Disclaimer: No matter how many times I put it on my list to Santa, I do not own Dead Poets Society

The Cloudy Side of Life: Rescue


It was a calm bright Sunday afternoon and the girls of Henley Hall were quietly and dignifiedly going about their day in a ladylike manner. Or all the girls except for Ginny Danbury who had just bounded into the common room shouting and waving a paper about.

"It's an emergency!" she cried.

The other girls in the room however were used to this kind of behaviour went about their business, doing whatever the hell it is they do at Henley Hall. I dunno, sewing or whatever.

"Have you seen this!? Girls admitted to Welton! GIRLS! Girls with ridiculous names! Just look here 'Ellenora Mayfield, Pilar Tylers, and Evangeline Crystal Rainbowchild.' Okay now that just sounds made up. Why do all the girls they admitted sound like perfume names!? Whatever happened to regular, normal names like, I dunno, CAITLIN!?" Ginny wailed stomping her Mary Jane covered feet.

What? You thought Ginny was quiet and sweet didn't you? Well she was, at least until she got cast as Hermia and started alternating between flinging herself about onto anything male that moved and screaming about anything that she liked, or disliked, or had no opinion on either way.

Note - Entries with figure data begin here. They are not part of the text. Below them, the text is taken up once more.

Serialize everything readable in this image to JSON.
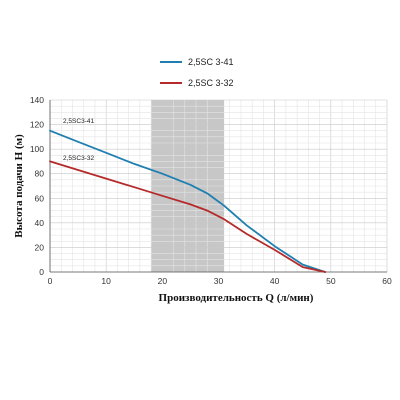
{
  "chart_data": {
    "type": "line",
    "title": "",
    "xlabel": "Производительность Q (л/мин)",
    "ylabel": "Высота подачи H (м)",
    "xlim": [
      0,
      60
    ],
    "ylim": [
      0,
      140
    ],
    "xticks": [
      0,
      10,
      20,
      30,
      40,
      50,
      60
    ],
    "yticks": [
      0,
      20,
      40,
      60,
      80,
      100,
      120,
      140
    ],
    "grid": true,
    "legend_position": "top-center",
    "highlight_band": {
      "x_from": 18,
      "x_to": 31,
      "color": "#bdbdbd"
    },
    "series": [
      {
        "name": "2,5SC 3-41",
        "annotation": "2,5SC3-41",
        "color": "#1f7fb0",
        "x": [
          0,
          5,
          10,
          15,
          20,
          25,
          28,
          31,
          35,
          40,
          45,
          49
        ],
        "y": [
          115,
          106,
          97,
          88,
          80,
          71,
          64,
          54,
          38,
          21,
          6,
          0
        ]
      },
      {
        "name": "2,5SC 3-32",
        "annotation": "2,5SC3-32",
        "color": "#b52a2a",
        "x": [
          0,
          5,
          10,
          15,
          20,
          25,
          28,
          31,
          35,
          40,
          45,
          49
        ],
        "y": [
          90,
          83,
          76,
          69,
          62,
          55,
          50,
          43,
          31,
          18,
          4,
          0
        ]
      }
    ]
  }
}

"Why is nobody getting upset about this! We have not only been dissed as an unintelligent group of young women not elligable for admission and these new flousies are going to elbow us out of our spot as avaliable girls for horny masses of adolensent males! Why are we not protesting in the streets!?"

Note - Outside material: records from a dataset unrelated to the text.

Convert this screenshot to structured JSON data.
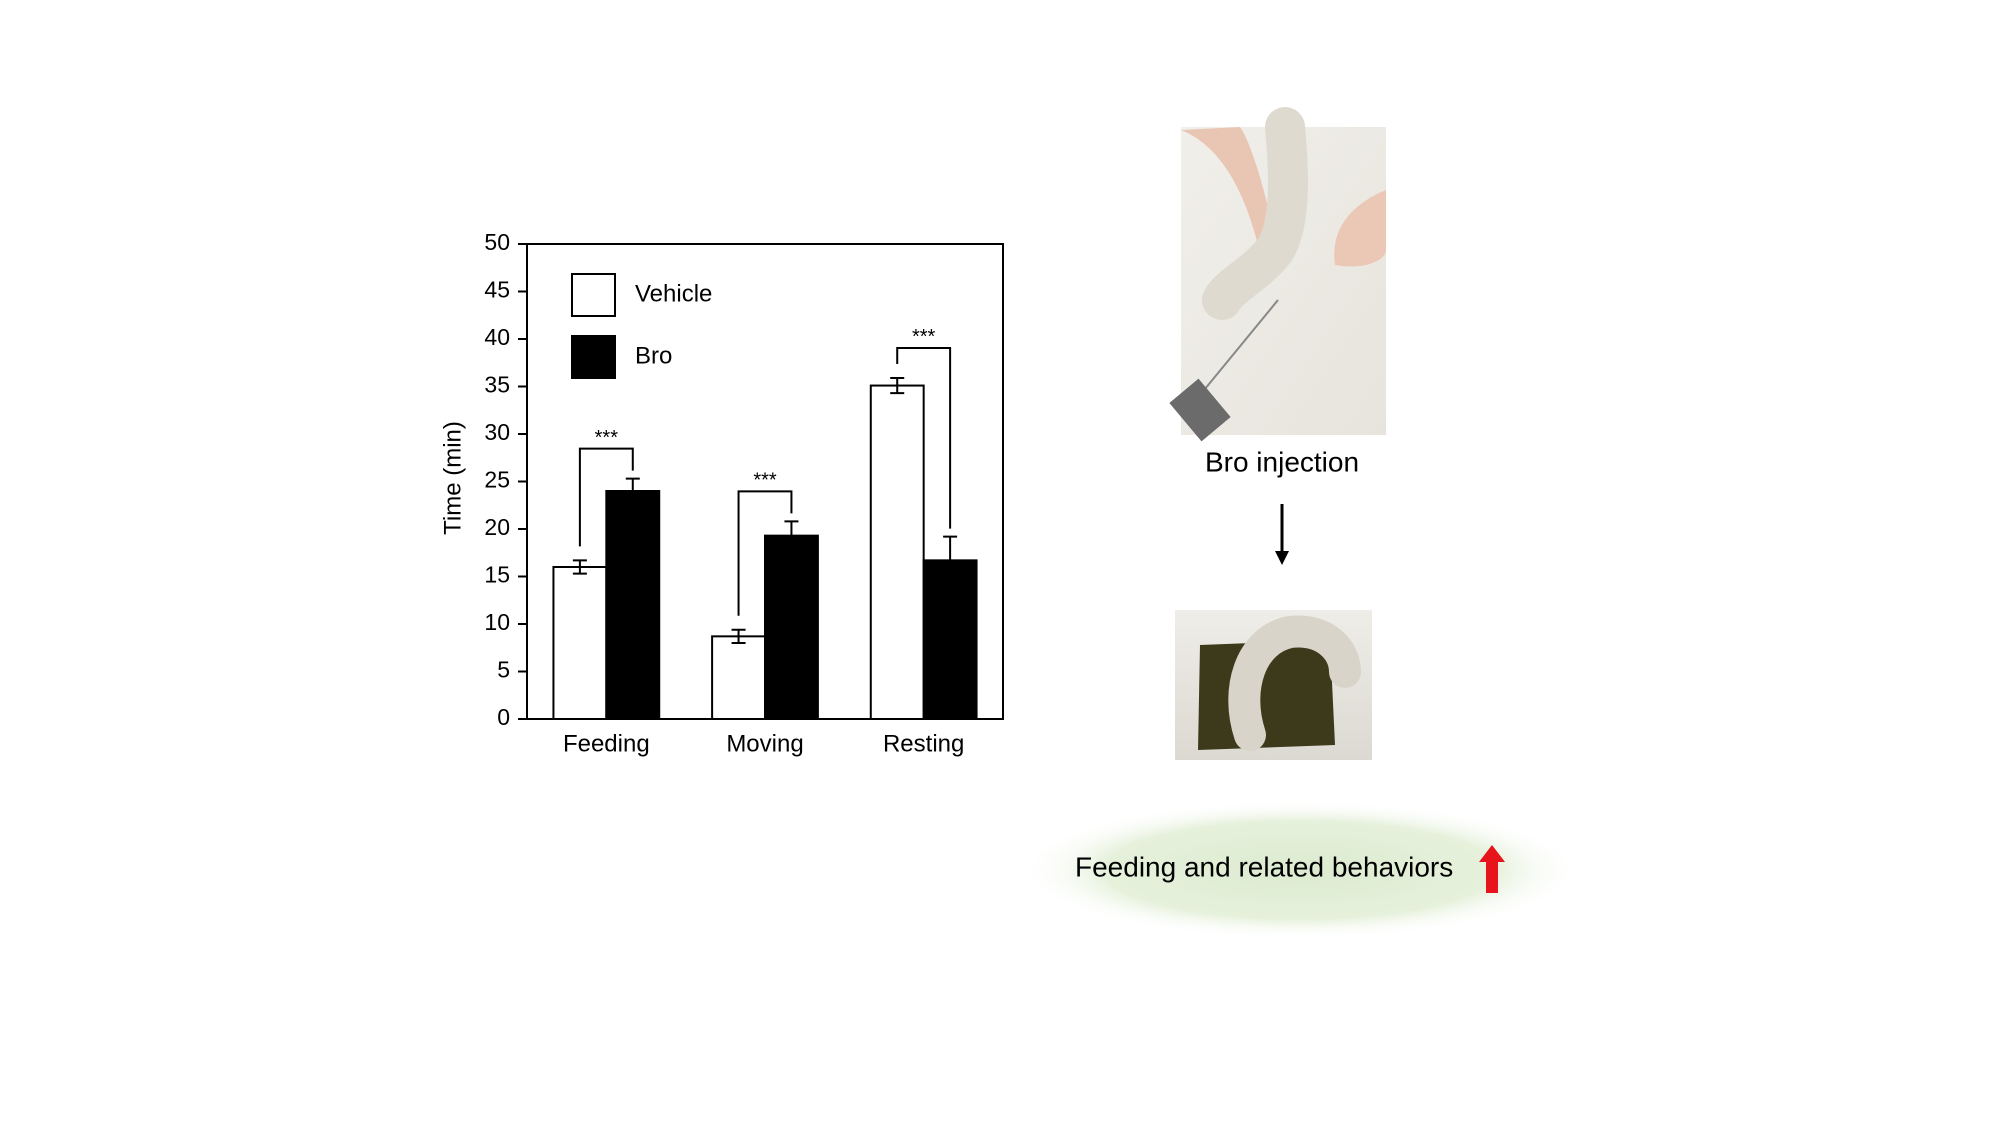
{
  "chart_data": {
    "type": "bar",
    "ylabel": "Time (min)",
    "categories": [
      "Feeding",
      "Moving",
      "Resting"
    ],
    "series": [
      {
        "name": "Vehicle",
        "color": "#ffffff",
        "values": [
          16,
          8.7,
          35.1
        ],
        "errors": [
          0.7,
          0.7,
          0.8
        ]
      },
      {
        "name": "Bro",
        "color": "#000000",
        "values": [
          24,
          19.3,
          16.7
        ],
        "errors": [
          1.3,
          1.5,
          2.5
        ]
      }
    ],
    "significance": [
      "***",
      "***",
      "***"
    ],
    "ylim": [
      0,
      50
    ],
    "yticks": [
      0,
      5,
      10,
      15,
      20,
      25,
      30,
      35,
      40,
      45,
      50
    ],
    "grid": false,
    "legend": "upper left"
  },
  "panel": {
    "photo_caption": "Bro injection",
    "outcome": "Feeding and related behaviors"
  }
}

Though Ginny knew the answer to that before she asked. Nobody was protesting because that would involve both effort and having to get up and move about.

"Do we want out brothers and cousins and boys-we-have-dibs-on to be snatched up and wooed by these harlots!?" She cried in a last ditch effort to get anyone to even look up and listen to what she was saying. No one ever even looked up from their needlework or copies of 'So You Want To Be A Housewife?'

Ginny gave an exasperated sigh and threw her paper to the ground. "You know what, it's not worth it. If those poor defenseless boys are going to be rescued I guess I'll just have to do it myself!" and with on last dramatic sweeping hand gesture she stomped out of the room, a woman on a mission.

Five minutes later a blonde head popped out from behind a well worn copy of 'The Joy of Cooking'

"What was she going on about?"

"Hmmm, something about rainbows I think."

"Figures."


AN: What? Cloudy writing something plot (sort of) based!? It's a Festivus miracle! So seriously, be nice.

And about Ginny, I never bought what the revised 3rd said about her being really shy. If she was really that shy she wouldn't be playing Hermia.